Six books by children's author Dr. Seuss recently discontinued from print due to racist images will be placed under review by Guelph Public Library.
“The publisher has decided not to publish them, so they haven’t necessarily been banned, just a decision by the publisher to stop publishing them,” noted Steve Kraft, CEO of Guelph Public Library.
The six books recently discontinued are: If I Ran the Zoo, McElligot’s Pool, And to Think That I Saw it on Mulberry Street, On Beyond Zebra, The Cat’s Quizzer and Scrambled Eggs Super!
The Kitchener Public Library has removed the six books in question from shelves while they are under review.
“We are following the same pattern as most libraries across Canada and our neighbours as well,” said Kraft. “We are going to review them, so we haven’t taken them off the shelf yet. It’s just part of a normal process whenever controversial material comes to our attention.”
After review the library will look at its options for the books, which could include relocating them to a different section of the library.
“Say, for example you could put it in the adult collection or add it to a special reference collection,” said Kraft. “People do want to look at this material for research purposes or educational purposes.”
Kraft said he couldn’t think of other titles off the top of his head which were reclassified in the same way.
“Nothing that readily comes to mind, anyway,” he said.

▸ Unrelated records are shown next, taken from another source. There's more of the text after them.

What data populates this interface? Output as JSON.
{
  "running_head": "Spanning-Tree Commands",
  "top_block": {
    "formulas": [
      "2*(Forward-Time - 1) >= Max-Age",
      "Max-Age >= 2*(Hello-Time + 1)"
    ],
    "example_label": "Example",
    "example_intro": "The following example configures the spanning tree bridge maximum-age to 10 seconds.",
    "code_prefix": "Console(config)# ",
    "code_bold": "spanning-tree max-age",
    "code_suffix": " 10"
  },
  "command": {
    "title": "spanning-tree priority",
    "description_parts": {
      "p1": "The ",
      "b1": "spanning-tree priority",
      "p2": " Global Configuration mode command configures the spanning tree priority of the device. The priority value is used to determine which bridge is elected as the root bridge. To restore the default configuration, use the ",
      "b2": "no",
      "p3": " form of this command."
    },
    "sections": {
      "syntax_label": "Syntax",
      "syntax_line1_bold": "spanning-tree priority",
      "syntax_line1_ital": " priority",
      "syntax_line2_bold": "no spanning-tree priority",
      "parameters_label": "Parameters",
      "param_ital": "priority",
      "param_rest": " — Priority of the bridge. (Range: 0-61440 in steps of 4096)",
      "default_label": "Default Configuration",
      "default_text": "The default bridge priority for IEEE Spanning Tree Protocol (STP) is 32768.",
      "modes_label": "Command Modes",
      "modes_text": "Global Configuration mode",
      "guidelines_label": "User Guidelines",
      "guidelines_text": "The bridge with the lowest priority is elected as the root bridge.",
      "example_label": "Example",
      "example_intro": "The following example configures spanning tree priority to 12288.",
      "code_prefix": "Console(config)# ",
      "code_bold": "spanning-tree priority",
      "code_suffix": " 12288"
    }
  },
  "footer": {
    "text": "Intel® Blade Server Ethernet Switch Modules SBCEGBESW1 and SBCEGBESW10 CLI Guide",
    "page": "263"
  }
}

Kraft noted he recently saw that a movie from 1956 was playing on TV, The Searchers starring John Wayne.
“Which has depictions of Indigenous people that are not true, but they publish a disclaimer,” said Kraft. “They don’t want to pull the material from the public eye because that would indicate in some instances that racism does not exist, when in fact it does. You want the material somehow at hand or to be able to reference it and make your own decisions of how times have changed.”
Kraft said he doesn’t think a disclaimer label is the solution for books at the Guelph Public Library.
“I don’t think that is necessarily appropriate, because then you would be labelling many books with controversial content for various reason. In my opinion that isn’t a practical approach to these things,” he said.